Kodály may not have transformed 20th-century music in the manner ol his friend Bartók, but his influence on the culture of his native Hungary was enormous. In his long life Kodály immeasurably enriched the understanding of folksong in his homeland, but also shaped, with his celebrated ‘method’, music education through singing; indeed, the Kodály method is now a worldwide phenomenon. And then there is the music. Invariably approachable, it is welcoming without avoiding complexity. A good example of this is his first String Quartet of 1909: the passion of its opening sets the tone, but this alternates with an almost neo-classical quality, folksong shadows much of the work, but does not drive it. If at times there is a little too much by way of repetitive sequences, one of the great qualities of these compelling performances by the Dante Quartet is to play these down without robbing the music of impetus.
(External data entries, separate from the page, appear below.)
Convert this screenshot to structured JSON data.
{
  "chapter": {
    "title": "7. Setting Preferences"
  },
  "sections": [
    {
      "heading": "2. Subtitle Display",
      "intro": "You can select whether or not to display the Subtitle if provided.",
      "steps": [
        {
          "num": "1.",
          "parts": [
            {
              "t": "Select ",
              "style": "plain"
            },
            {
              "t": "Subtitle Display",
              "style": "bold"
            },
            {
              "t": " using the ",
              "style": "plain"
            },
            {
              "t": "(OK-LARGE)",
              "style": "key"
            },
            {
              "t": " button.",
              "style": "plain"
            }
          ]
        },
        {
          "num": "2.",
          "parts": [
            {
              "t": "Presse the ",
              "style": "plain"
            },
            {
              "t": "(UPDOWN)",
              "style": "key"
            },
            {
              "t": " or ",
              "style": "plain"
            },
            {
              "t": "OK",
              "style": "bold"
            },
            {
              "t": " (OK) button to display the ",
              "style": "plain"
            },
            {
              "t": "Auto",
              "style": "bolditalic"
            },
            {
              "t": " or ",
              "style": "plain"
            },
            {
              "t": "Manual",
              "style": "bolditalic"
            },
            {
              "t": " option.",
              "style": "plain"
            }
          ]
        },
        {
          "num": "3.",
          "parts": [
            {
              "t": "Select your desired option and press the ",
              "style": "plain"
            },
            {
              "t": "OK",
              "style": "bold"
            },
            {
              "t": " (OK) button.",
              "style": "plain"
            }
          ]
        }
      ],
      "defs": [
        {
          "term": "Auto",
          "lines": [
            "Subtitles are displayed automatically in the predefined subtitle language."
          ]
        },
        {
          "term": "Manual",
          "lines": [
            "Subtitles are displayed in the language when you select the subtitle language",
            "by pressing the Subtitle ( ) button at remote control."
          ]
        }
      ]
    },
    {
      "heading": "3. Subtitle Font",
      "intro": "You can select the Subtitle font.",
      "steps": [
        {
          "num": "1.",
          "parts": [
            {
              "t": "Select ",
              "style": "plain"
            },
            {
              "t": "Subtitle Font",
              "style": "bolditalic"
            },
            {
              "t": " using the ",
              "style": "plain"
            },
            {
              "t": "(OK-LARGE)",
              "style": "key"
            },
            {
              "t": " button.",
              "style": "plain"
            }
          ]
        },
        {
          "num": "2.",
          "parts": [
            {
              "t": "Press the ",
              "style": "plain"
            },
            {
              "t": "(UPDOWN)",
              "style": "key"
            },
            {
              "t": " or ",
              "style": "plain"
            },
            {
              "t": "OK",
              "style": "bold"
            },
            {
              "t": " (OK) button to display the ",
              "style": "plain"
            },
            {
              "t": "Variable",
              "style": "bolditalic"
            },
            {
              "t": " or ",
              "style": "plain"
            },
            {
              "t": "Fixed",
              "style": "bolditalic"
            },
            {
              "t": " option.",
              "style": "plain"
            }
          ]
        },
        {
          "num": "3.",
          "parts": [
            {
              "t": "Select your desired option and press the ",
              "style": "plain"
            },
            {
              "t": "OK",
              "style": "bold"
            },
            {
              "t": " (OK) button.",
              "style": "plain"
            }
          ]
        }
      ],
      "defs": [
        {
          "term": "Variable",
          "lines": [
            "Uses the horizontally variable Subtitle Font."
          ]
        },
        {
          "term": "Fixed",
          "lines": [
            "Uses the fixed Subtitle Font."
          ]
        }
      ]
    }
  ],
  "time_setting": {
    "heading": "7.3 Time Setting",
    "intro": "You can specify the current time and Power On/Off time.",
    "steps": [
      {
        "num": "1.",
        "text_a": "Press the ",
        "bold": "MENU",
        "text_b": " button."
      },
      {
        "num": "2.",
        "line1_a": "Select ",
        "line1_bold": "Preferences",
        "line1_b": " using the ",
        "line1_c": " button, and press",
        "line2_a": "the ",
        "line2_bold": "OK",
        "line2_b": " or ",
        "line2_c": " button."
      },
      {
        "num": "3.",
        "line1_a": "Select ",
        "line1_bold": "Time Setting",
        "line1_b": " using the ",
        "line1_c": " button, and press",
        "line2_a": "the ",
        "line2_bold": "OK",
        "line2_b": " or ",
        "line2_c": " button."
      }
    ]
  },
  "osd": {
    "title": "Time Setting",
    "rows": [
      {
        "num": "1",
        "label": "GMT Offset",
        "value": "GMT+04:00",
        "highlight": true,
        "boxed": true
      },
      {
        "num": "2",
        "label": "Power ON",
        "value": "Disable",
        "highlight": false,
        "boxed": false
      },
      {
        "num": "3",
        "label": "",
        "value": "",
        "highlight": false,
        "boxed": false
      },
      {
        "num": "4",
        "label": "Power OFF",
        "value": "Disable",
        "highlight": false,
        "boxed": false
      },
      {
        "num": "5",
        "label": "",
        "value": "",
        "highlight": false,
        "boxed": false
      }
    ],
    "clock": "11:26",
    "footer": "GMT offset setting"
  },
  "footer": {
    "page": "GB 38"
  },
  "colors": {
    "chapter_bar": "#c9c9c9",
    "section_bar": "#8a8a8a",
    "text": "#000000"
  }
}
Their command of rhetoric in the musically somewhat more abstract Second Quartet of 1918 is as impressive as in the first. If anything, this work is more volatile. They pull off a neat balancing act in the middle movement, a combination of affective, recitative-like solo lines—at times startlingly reminiscent of Vaughan Williams -and more excitable scherzo material. The finale brings the whole to an enormously satisfying climax. Superbly played and recorded, these readings are of the highest order.